La Nature me donna en propre les battements de cœur et les douces illusions. Les chagrins ont endormi en moi la vertu innée ;

Mais ils ne l’anéantirent pas : elle ne fut vaincue ni par le destin, ni par le malheur, ni par la vue impure de l’odieuse vérité.

Je sais bien que la vérité diffère de mes charmantes imaginations : je sais que la nature est sourde, qu’elle ne sait pas avoir pitié,

Qu’elle ne fut pas inquiète du bien, mais seulement de l’être ; que, pourvu qu’elle nous garde pour la douleur, d’autre chose elle n’a souci.

Je sais que le malheureux ne trouve pas de pitié parmi les hommes, que tout mortel le fuit et le raille à l’envi ;

Que le triste siècle ignore le génie et la vertu ; que même la gloire toute nue manque aux nobles études.

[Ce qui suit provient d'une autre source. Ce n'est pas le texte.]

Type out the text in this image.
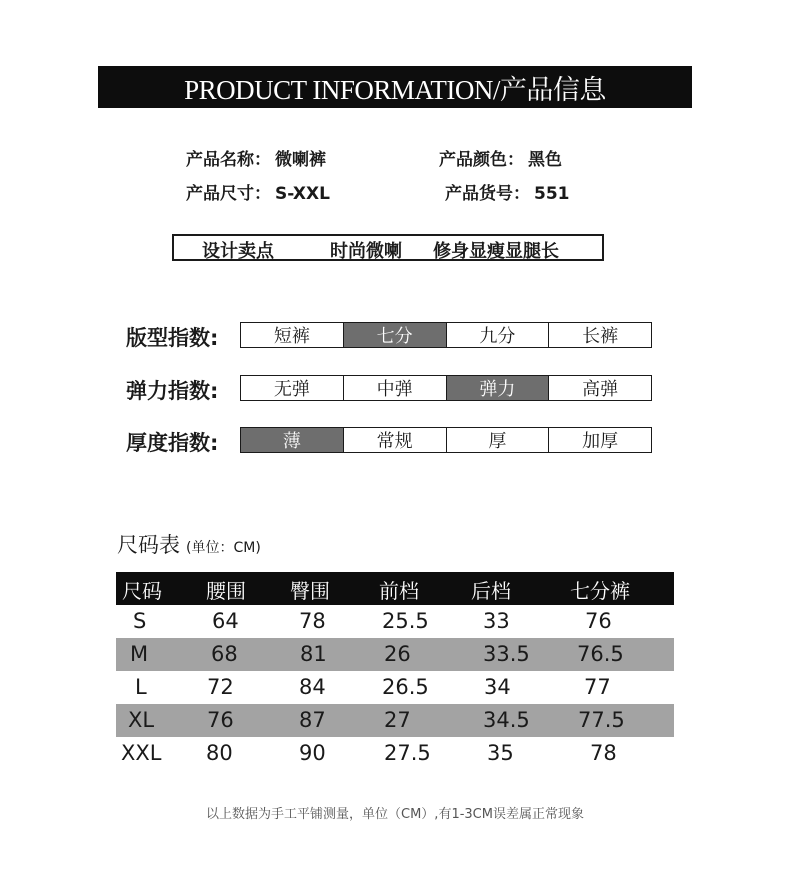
PRODUCT INFORMATION/产品信息
产品名称： 微喇裤	产品颜色： 黑色
产品尺寸： S-XXL	产品货号： 551
设计卖点	时尚微喇 修身显瘦显腿长
版型指数:	短裤	七分	九分	长裤
弹力指数:	无弹	中弹	弹力	高弹
厚度指数:	薄	常规	厚	加厚
尺码表 (单位：CM)
尺码 腰围 臀围 前档	后档	七分裤
S	64	78	25.5	33	76
M	68	81	26	33.5 76.5
L	72	84	26.5	34	77
XL	76	87	27	34.5 77.5
XXL 80	90	27.5	35	78
以上数据为手工平铺测量，单位（CM）,有1-3CM误差属正常现象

Et vous, yeux tremblants, vous, rayon surhumain, je sais que vous resplendissez en vain, qu’en vous ne brille pas l’amour.

Aucun sentiment inconnu et intime ne brille en vous : elle ne renferme pas une étincelle, cette blanche poitrine.

Au contraire : elle a coutume de se jouer des tendres soins d’autrui ; et d’un céleste feu le dédain est le prix.